How many units of consumer loans can be or should be sold on the platform? What are the appropriate relationship management benchmarks for the small-business market? What are the effects of technology on the effectiveness of the retail delivery system?
Researchers plan to combine field study of practices and procedures with evaluations of current theory and the evolution of new concepts to address these issues.
Researchers will examine a range of challenges: why some institutions are able to turn operating capabilities into strategic competencies; the long-term effects of outsourcing decisions; the application of technology to operating problems; the organization and management of delivery systems; how to set risk management dimensions on trading practices; the evolution of risk in complex risk management products such as derivatives, and others.
Often regulations treat the worst symptoms of a problem and then hope the remaining symptoms will be cured (or controlled) in the process.

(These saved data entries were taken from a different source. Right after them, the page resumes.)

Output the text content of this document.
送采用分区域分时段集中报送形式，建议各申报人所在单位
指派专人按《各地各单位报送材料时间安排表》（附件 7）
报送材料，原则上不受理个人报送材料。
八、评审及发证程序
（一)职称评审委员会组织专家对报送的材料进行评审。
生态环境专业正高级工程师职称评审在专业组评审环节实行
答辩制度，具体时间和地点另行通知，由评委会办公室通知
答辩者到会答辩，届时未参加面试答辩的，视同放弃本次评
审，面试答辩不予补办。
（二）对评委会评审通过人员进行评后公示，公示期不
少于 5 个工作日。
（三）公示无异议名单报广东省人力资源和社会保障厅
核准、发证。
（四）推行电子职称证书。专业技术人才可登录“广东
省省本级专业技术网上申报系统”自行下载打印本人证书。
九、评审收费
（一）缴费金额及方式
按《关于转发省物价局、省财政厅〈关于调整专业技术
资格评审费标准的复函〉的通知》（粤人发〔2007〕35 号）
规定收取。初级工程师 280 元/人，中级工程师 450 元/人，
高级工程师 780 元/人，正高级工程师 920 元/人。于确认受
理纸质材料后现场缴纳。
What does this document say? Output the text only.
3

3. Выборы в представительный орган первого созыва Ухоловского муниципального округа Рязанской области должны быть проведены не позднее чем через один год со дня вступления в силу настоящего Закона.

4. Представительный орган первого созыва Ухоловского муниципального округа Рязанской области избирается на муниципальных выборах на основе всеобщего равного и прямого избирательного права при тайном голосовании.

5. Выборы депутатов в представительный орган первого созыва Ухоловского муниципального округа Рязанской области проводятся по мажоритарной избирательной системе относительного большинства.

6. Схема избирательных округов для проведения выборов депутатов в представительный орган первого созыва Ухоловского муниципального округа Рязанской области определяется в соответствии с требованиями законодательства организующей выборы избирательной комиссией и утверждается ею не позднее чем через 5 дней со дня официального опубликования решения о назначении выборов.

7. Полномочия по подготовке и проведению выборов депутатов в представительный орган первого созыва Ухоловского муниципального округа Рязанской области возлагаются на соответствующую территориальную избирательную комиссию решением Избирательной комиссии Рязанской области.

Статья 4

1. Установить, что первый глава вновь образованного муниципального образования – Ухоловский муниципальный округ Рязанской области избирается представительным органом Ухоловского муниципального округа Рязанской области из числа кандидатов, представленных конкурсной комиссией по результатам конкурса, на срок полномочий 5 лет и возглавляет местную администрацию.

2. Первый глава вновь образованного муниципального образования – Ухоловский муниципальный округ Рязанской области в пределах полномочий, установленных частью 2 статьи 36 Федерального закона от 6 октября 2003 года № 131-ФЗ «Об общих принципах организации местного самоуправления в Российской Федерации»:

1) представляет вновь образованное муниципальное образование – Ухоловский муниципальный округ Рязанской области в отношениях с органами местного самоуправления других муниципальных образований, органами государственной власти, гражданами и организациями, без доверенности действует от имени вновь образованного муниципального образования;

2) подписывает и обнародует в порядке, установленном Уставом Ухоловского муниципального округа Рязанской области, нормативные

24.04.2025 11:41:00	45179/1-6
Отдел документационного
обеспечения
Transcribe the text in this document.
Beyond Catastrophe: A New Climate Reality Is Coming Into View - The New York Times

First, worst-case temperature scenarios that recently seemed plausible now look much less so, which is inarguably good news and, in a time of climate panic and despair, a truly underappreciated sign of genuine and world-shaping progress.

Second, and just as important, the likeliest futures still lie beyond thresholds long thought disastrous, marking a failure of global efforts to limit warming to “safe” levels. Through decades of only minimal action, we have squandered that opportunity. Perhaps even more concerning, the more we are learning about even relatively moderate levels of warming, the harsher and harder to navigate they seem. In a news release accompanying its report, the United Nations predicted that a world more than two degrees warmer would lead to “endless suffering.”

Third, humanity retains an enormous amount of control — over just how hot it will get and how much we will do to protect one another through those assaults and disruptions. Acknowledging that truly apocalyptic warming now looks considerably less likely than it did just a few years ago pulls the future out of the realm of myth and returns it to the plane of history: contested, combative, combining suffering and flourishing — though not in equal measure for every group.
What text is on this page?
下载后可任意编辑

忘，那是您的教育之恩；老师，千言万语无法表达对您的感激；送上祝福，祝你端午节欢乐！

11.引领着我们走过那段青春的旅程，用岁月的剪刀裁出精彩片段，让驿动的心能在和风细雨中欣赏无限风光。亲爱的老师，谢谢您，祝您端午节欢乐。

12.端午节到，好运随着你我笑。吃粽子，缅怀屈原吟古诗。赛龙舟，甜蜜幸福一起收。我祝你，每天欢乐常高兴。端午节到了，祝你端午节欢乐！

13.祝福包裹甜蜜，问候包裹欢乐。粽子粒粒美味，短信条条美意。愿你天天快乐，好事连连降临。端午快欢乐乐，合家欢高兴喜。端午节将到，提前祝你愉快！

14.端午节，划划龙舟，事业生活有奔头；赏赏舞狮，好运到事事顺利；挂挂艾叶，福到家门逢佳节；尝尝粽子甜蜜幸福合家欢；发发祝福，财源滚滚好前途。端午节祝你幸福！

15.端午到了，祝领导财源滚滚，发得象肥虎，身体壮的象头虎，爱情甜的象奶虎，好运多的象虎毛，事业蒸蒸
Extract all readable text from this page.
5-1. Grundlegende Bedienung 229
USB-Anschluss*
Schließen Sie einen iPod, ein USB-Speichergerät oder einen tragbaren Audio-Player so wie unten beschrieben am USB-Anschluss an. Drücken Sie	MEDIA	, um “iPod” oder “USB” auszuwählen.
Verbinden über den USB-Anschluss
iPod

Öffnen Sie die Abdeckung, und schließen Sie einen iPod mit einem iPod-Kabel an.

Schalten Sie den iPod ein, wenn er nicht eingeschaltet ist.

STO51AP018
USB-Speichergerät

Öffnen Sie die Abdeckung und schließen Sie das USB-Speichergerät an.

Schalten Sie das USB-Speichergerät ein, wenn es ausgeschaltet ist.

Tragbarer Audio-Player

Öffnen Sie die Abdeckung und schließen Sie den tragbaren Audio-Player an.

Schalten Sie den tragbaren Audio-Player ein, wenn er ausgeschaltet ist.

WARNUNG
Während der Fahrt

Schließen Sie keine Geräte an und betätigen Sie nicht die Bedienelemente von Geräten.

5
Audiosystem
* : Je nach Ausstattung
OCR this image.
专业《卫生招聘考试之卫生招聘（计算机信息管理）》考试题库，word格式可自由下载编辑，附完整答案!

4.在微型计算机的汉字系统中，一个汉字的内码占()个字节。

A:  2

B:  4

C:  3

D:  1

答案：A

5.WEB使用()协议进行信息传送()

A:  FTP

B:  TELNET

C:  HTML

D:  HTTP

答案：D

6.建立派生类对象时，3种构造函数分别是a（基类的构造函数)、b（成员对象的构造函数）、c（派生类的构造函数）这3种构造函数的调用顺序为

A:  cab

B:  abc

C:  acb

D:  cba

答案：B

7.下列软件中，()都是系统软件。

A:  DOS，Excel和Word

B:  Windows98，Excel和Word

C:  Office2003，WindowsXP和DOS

While regulators, lawmakers, practitioners, and consultants focus on pragmatic answers for highly interdependent issues, it is not because they do not understand the multidimensional complexities of these issues.
On the contrary. The reasons for partial solutions are not surprising. With virtually every aspect of the financial services business changing, standing still is a certain formula for failure. Just staying even requires major restructuring in most aspects of every financial services business.
Broad Outlook Required
Finding sustainable answers that can transform a traditional financial services company into the broad-based institution chief executives envision requires a longer view and comprehensive approach.
Equally important, it requires partnerships between policymakers, researchers, and practitioners.
Serving the future competitiveness of the U.S. financial services industry demands new concepts, new perspectives, and the tools to make them work.